Schritt 4: Geschlechtsneutrale Ausdrücke verwenden
Eine gute Alternative zu Paar- und geschlechtergerechten Formen sind geschlechtsneutrale Ausdrücke wie «alle», «Person», «Mensch», «Kind», «Verkaufsteam» oder «Mitglied». Einige jedoch wirken eher schwerfällig wie zum Beispiel «Lehrkraft», «Bibliothekshilfe» oder «Kundschaft». Eine oft verwendete Alternative ist die geschlechtsneutrale Pluralbildung mit dem substantivierten Partizip, zum Beispiel «Mitarbeitende», «Lehrende» oder «Studierende». Doch sie ist streng gesehen nicht korrekt. Denn die betreffende Person ist nicht permanent dabei, zu lehren, mitzuarbeiten, zu studieren.
Schritt 5: Einheitliche geschlechtsneutrale Sprache festlegen
Nicht immer lässt sich das generische Maskulinum elegant durch eine gendergerechte Schreibweise ersetzen.

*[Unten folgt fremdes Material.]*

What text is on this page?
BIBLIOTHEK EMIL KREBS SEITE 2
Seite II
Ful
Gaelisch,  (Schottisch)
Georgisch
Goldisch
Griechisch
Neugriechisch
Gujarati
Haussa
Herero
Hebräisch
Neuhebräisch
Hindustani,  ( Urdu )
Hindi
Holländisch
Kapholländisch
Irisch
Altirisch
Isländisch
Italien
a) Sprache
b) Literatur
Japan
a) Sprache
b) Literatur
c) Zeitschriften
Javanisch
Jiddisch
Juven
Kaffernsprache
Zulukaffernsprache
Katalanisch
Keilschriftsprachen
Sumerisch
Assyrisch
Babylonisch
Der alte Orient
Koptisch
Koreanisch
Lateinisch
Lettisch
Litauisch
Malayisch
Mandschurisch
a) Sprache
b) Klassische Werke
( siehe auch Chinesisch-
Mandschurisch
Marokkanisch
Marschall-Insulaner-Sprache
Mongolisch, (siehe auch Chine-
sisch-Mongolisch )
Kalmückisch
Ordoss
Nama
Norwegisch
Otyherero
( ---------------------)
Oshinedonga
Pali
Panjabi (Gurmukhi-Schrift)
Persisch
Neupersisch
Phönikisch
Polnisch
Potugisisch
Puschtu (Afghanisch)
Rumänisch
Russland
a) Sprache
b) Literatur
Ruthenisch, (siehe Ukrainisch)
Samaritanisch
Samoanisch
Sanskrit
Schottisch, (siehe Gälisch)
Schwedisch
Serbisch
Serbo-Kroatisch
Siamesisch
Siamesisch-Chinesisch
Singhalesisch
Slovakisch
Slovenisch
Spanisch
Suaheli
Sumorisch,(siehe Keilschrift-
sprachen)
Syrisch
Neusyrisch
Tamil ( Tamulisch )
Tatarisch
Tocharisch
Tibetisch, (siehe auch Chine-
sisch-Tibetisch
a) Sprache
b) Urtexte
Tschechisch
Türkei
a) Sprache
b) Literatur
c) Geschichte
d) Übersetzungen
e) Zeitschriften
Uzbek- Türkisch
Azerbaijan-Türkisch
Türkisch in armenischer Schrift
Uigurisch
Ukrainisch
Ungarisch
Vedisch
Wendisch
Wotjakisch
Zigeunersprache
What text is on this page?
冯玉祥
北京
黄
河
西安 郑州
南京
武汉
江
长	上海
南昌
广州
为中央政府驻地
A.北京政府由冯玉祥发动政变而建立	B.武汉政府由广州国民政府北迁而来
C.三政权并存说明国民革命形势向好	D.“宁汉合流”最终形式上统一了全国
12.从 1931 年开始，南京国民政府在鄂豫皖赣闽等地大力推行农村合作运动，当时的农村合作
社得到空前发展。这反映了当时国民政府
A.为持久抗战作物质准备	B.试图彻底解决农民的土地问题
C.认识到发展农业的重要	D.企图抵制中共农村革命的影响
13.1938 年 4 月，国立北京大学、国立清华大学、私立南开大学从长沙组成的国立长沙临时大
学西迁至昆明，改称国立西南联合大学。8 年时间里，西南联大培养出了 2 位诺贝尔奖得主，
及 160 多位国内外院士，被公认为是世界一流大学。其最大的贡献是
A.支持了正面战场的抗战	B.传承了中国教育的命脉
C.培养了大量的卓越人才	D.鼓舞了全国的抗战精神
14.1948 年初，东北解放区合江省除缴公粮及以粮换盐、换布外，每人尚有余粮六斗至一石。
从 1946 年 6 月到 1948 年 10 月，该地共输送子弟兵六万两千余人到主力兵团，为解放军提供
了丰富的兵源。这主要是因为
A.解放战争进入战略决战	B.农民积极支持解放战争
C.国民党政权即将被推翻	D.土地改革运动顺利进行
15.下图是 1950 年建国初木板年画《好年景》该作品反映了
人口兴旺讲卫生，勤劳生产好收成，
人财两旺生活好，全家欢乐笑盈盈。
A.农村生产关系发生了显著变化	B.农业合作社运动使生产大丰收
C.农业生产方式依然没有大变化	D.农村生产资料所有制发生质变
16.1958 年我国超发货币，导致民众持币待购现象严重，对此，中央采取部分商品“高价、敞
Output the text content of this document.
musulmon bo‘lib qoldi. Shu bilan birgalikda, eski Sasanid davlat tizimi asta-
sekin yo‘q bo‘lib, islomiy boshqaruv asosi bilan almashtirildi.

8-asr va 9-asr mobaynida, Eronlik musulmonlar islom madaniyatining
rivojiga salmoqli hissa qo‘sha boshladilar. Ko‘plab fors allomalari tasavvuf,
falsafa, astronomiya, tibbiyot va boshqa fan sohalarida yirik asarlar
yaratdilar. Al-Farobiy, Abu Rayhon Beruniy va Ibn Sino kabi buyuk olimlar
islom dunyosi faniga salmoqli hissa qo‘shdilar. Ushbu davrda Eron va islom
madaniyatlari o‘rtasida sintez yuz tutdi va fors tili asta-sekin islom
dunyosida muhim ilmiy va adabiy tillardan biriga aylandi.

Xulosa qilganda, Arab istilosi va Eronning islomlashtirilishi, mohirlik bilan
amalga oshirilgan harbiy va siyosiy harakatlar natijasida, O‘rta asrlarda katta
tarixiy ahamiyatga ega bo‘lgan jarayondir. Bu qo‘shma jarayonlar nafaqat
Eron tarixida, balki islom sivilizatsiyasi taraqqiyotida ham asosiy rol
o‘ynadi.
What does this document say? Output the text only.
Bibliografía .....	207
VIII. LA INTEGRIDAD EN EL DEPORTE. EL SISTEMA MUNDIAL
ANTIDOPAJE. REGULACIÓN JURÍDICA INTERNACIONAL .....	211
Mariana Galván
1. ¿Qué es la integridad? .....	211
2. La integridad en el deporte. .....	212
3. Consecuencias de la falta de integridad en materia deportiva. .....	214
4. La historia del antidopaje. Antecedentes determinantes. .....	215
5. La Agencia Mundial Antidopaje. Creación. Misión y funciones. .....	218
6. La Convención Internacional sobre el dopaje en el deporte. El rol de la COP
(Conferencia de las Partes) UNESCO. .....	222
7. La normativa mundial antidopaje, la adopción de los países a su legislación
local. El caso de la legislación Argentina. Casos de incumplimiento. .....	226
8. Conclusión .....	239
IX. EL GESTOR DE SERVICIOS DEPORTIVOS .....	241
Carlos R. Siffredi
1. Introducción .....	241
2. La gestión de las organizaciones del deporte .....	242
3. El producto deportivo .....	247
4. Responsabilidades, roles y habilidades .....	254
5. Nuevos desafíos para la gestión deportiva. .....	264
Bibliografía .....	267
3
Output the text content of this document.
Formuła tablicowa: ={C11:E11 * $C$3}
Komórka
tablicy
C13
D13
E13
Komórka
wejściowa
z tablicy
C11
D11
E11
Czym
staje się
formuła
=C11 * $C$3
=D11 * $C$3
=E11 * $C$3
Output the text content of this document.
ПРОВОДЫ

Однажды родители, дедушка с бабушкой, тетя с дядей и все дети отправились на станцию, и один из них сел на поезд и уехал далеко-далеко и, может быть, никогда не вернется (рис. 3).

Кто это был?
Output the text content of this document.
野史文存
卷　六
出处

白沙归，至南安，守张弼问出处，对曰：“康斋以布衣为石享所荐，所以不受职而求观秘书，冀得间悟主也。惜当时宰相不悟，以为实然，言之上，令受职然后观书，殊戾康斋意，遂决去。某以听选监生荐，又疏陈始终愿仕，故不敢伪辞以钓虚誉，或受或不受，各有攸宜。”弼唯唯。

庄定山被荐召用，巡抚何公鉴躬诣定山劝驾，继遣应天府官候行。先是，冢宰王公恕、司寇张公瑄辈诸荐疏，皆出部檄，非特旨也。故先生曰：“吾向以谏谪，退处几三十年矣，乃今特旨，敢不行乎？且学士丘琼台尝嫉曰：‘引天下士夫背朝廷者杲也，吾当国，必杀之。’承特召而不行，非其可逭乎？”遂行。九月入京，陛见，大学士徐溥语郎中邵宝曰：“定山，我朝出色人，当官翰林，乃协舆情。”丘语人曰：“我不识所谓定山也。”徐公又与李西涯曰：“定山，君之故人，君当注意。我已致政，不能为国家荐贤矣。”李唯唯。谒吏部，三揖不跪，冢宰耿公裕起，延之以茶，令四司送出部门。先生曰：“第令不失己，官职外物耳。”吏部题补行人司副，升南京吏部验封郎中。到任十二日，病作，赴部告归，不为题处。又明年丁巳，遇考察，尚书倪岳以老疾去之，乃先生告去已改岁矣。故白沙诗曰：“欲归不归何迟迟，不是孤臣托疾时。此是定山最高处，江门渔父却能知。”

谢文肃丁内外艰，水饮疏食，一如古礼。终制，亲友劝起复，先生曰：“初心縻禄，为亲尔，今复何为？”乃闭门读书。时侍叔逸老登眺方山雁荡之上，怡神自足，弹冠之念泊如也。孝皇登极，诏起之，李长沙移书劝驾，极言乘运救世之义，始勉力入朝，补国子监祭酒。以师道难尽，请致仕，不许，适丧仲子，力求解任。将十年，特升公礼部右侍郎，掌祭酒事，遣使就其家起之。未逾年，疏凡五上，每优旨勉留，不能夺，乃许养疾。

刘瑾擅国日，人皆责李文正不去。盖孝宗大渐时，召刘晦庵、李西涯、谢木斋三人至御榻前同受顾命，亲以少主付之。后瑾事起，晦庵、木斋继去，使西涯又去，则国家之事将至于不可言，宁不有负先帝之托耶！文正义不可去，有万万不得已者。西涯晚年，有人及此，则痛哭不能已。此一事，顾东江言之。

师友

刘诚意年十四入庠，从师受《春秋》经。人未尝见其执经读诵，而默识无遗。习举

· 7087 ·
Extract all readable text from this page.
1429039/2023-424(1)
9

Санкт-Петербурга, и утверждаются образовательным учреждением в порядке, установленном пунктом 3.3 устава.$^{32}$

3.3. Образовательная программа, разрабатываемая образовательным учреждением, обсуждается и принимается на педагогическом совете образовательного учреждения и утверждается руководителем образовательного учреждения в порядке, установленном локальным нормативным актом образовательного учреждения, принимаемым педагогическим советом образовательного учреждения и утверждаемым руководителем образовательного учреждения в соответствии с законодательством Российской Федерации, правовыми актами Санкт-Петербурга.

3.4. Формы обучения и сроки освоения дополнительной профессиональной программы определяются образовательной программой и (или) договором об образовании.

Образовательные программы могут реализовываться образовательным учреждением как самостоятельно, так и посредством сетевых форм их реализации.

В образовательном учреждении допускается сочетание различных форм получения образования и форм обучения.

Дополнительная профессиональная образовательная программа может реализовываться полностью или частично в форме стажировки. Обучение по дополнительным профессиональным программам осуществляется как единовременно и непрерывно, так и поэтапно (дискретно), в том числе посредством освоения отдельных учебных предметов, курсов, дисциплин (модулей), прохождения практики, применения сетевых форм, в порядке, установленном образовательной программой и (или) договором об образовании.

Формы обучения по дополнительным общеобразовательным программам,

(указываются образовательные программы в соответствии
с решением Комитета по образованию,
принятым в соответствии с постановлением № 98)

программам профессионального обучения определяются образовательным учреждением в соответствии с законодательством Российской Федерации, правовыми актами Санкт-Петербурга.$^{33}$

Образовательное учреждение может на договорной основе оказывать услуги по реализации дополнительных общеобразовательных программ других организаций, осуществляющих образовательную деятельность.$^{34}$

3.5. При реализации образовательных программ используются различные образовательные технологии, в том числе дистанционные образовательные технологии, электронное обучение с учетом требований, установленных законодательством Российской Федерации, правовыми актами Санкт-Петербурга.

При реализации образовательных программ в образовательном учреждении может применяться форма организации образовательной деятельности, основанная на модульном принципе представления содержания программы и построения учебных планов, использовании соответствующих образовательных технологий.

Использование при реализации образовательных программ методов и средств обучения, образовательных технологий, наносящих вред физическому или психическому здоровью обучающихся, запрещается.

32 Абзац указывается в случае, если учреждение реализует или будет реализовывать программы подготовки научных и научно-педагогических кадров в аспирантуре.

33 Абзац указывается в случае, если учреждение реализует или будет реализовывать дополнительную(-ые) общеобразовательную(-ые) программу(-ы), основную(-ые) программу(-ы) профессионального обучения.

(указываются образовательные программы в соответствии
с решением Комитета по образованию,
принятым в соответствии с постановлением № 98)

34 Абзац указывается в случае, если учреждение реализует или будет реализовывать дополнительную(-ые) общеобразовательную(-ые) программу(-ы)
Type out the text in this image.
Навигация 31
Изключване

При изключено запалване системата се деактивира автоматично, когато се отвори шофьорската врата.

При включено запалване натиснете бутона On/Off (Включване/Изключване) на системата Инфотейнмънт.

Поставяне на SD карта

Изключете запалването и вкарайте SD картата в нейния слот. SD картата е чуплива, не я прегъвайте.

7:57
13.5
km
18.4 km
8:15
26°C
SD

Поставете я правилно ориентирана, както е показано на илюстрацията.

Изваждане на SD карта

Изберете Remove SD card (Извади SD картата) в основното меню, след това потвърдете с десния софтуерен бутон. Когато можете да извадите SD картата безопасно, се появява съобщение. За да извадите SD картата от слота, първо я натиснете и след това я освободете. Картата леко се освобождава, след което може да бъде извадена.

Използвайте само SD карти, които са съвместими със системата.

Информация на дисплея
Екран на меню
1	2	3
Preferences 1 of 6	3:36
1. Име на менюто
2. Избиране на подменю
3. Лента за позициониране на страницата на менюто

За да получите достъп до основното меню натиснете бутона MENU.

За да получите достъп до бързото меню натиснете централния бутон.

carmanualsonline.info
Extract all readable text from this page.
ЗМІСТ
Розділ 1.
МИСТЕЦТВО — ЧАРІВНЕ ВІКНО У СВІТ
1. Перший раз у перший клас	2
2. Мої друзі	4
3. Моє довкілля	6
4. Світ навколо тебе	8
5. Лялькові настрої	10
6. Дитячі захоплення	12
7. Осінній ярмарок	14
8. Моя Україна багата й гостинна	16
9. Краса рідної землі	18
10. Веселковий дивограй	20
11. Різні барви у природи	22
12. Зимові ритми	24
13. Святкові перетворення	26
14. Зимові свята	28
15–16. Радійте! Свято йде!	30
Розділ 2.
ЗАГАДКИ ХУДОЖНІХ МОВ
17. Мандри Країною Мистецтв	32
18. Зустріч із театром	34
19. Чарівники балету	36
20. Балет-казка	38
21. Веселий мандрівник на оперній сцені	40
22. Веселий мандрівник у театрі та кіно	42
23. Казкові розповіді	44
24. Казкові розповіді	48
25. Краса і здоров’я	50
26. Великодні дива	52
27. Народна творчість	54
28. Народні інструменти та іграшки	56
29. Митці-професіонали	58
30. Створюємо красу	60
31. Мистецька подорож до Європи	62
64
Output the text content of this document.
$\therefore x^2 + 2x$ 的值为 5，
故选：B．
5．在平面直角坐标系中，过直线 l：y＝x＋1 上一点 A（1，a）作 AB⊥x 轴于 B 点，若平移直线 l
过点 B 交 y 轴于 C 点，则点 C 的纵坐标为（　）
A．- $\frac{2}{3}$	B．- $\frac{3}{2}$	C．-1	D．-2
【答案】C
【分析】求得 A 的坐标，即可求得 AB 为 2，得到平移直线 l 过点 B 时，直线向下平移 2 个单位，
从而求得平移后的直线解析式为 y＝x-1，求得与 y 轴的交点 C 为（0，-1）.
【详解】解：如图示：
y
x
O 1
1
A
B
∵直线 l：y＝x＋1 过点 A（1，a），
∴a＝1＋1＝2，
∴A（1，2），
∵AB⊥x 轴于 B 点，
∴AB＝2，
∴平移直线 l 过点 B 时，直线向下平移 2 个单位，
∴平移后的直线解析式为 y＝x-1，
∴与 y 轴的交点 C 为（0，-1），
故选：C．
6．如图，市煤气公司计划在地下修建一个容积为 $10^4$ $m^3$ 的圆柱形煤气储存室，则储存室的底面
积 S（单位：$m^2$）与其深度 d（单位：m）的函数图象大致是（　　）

Für diese Fälle definieren Sie im Rahmen Ihres Corporate Wordings die Vorgehensweise für eine geschlechtsneutrale Sprache. Ob Genderzeichen, Binnen-I oder abwechselnd männliche und weibliche Form – jede der nachstehenden Formen hat Vor- und Nachteile:
Vorteile:
Gendersternchen: «Mitarbeiter*innen» | Doppelpunkt: «Mitarbeiter:innen» | Binnen-I: «MitarbeiterInnen» | Paarform: Mitarbeiter und Mitarbeiterinnen | Abwechslung von männlicher und weiblicher Form und neutralen Schreibweisen | |
Meint alle Menschen, auch nicht-binäre Personen | ✓ | ✓ | ✓ | ✓ | |
Bettet sich optisch schön in den Text ein | ✓ | ✓ | ✓ | ✓ | |
Kann einen «Stolpereffekt» haben, der Aufmerksamkeit schafft | ✓ |
Nachteile:
Gendersternchen: «Mitarbeiter*innen» | Doppelpunkt: «Mitarbeiter:innen» | Binnen-I: «MitarbeiterInnen» | Paarform: Mitarbeiter und Mitarbeiterinnen | Abwechslung von männlicher und weiblicher Form und neutralen Schreibweisen | |
Setzt unerwünschten optischen Schwerpunkt auf das Gendern | ✓ | ||||
Eignet sich vorwiegend für Pluralformen, da schwierig zu deklinieren | ✓ | ✓ | |||
Nicht suchmaschinen-freundlich | ✓ | ✓ | |||
Verlängert den Text | ✓ | ||||
Macht die Sprache schwerfällig | ✓ | ||||
Kann beim Lesen irritieren | ✓ | ||||
Lässt sich nicht flüssig aussprechen oder wirkt langatmig | ✓ | ✓ | ✓ | ✓ |
Fazit
Es gibt nicht DIE Lösung. Wichtig ist, dass Sie für Ihr Unternehmen eine gendergerechte Sprache festlegen und darauf achten, dass Ihre Mitarbeiterinnen und Mitarbeiter die gewählte Genderform anwenden. Und: Mit der Gewohnheit beim Schreiben kommt die Leichtigkeit!